I stood there a few moments, just staring at her in shock, before finding my voice. I was a little surprised to hear myself saying, I am thirty years old! And I am glad my children weren’t here with me, to be experience your rudeness! (I’m not actually 30… but I’m in the latest of my 20′s, which is close enough.) At this point, the worker realized he may have a cat fight on his hands, interjected with, Her children are some of the most well-mannered ones that come through our store. She rolled her eyes! And then acted all offended and walked away muttering about how if I was really thirty, I would have more manners. I stood there for a moment, just taking it all in. And then I grabbed the bullion from the poor man’s hand and ran to the checkout and got the heck outta there. I knew if I did anything else one of two things would happen.

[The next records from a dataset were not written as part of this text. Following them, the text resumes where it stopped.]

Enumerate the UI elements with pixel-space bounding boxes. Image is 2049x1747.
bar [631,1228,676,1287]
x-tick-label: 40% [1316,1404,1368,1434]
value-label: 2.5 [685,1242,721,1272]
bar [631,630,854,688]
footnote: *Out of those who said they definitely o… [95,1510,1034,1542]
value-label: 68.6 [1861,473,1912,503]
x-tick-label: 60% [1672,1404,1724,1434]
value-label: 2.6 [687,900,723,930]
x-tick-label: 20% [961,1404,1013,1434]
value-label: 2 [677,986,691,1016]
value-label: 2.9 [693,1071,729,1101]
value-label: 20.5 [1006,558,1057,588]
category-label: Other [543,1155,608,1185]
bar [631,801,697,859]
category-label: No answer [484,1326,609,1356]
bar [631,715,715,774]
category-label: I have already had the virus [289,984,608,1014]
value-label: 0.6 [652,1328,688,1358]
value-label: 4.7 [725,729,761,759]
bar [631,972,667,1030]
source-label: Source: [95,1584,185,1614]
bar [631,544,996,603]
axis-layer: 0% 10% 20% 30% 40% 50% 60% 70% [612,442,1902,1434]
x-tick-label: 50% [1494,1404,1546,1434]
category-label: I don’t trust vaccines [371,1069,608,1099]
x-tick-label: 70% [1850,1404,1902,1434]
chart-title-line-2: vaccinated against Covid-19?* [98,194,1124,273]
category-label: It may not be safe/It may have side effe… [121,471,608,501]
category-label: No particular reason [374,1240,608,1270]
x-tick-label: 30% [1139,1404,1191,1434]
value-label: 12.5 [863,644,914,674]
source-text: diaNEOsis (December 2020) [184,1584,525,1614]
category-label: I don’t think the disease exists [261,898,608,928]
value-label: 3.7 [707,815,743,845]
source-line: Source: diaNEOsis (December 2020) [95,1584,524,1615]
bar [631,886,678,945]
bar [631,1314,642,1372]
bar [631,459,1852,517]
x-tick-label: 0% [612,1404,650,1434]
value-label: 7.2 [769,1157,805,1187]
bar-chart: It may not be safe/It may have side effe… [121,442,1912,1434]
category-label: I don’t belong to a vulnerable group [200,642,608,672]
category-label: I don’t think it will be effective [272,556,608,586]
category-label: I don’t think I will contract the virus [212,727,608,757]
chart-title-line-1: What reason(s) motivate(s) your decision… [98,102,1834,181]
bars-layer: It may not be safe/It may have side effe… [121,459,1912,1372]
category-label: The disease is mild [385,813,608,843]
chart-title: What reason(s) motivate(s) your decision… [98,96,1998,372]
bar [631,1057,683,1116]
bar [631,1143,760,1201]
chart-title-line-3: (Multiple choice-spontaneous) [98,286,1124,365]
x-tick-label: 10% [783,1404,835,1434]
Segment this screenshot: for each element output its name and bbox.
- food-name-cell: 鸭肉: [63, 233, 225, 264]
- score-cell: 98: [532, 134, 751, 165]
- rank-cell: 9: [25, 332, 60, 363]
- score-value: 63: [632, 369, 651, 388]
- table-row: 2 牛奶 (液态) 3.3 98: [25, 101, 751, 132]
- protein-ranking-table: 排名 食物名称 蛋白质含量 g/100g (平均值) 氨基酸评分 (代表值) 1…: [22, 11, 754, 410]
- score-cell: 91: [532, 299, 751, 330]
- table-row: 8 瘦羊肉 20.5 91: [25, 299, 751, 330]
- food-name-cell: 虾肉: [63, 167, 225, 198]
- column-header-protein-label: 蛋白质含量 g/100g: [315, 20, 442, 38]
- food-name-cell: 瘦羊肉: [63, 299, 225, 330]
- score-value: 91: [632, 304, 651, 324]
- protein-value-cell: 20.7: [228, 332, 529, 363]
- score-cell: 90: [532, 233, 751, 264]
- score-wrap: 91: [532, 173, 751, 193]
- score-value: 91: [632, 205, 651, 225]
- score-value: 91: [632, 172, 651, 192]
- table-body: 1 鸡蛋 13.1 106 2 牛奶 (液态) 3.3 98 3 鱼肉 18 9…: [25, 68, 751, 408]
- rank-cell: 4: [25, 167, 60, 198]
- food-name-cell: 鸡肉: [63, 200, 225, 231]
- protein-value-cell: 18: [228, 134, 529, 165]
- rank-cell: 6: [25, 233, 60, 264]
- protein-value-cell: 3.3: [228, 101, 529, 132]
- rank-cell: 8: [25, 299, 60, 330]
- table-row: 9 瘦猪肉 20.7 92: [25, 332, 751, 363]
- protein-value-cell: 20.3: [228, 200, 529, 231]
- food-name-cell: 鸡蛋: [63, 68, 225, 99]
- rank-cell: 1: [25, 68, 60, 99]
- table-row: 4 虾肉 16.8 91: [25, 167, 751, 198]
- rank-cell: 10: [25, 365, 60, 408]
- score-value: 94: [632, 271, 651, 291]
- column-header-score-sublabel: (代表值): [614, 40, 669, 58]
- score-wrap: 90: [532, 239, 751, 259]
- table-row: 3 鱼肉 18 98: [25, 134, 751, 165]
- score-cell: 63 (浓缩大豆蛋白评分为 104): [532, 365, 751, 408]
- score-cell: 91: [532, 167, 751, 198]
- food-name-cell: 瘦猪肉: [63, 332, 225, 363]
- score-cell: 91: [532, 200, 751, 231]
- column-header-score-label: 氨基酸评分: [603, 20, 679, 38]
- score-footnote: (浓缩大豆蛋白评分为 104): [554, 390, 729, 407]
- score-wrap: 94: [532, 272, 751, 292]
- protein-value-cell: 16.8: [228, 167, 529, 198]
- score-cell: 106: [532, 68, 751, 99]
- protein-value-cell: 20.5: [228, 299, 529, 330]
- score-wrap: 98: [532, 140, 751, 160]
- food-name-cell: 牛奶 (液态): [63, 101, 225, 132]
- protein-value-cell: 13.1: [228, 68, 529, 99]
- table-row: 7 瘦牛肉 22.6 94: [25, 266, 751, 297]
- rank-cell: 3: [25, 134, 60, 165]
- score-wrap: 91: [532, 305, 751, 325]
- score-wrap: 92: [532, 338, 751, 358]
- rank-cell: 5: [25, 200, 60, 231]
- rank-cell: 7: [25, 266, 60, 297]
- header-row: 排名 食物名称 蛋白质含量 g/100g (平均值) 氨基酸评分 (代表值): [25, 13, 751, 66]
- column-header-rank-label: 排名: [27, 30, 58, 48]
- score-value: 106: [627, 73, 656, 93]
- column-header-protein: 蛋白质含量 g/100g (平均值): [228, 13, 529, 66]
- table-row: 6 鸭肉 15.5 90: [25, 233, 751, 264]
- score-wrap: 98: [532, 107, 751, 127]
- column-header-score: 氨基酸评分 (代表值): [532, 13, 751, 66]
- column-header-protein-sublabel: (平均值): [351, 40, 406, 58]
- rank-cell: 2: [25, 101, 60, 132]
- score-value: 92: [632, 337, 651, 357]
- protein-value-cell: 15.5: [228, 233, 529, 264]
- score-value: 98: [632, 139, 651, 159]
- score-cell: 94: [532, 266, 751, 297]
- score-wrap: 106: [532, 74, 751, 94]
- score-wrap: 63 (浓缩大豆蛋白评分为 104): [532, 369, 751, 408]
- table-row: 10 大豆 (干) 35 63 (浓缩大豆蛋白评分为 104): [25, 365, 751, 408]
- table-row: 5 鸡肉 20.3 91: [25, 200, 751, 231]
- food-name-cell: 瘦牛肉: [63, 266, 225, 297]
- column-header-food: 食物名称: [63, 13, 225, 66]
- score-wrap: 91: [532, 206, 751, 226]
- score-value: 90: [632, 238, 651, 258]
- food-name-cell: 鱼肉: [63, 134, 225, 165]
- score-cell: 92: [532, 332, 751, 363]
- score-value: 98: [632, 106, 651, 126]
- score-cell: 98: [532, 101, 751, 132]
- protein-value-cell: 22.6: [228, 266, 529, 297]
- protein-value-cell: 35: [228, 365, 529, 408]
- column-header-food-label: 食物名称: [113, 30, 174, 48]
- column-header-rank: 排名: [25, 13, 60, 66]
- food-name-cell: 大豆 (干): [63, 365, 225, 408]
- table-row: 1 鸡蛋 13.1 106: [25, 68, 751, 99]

Either I’d find her and deck her, or I’d burst into tears. So I fled. And had a cry in the truck before heading home. Not because my feelings were hurt, but because I was SO angry. I mean, who talks that way to a stranger, let alone anyone! Livid would not begin to explain my emotions.
Looking back on it made me think about when THIS happened, or when I wrote The Muddy Mommy. After my cry (and a few days to calm down) I realized that it wasn’t just that I was embarrassed at the whole scenario or that I was angered by her words. I was angered by the way I was treated by another woman, possibly by another mother. Maybe she is a young grandma projecting her feelings onto me. Maybe she is not a mother, projecting those feelings onto me. Maybe she is just one cranky lady. I don’t know the feelings, or thoughts behind her words. And with most of our daily interactions, we don’t know what is going on in the people we encounter. But I do know that now that I can be rational about this scenario, that I will be more intentional about my interactions with strangers. I’ve had strangers make my day seem worthwhile, and I’ve had strangers make my day infinitely worse. That’s the thing about choosing to live with intention, and wanting to model that for my children… I need to be intentional about the way I interact with others, whether they’re people I interact with on a daily, weekly, monthly, one once in a lifetime. I can be passing out smiles and warm-feelings, or I can aim and fire to make sure of a direct hit, like the one I received. Either way I can choose. You can choose. Life is hard enough, why would we want to add to that? Besides, if you’re so busy aiming at me, you could be missing out on an opportunity for us both to walk away feeling some reprieve of life’s trials.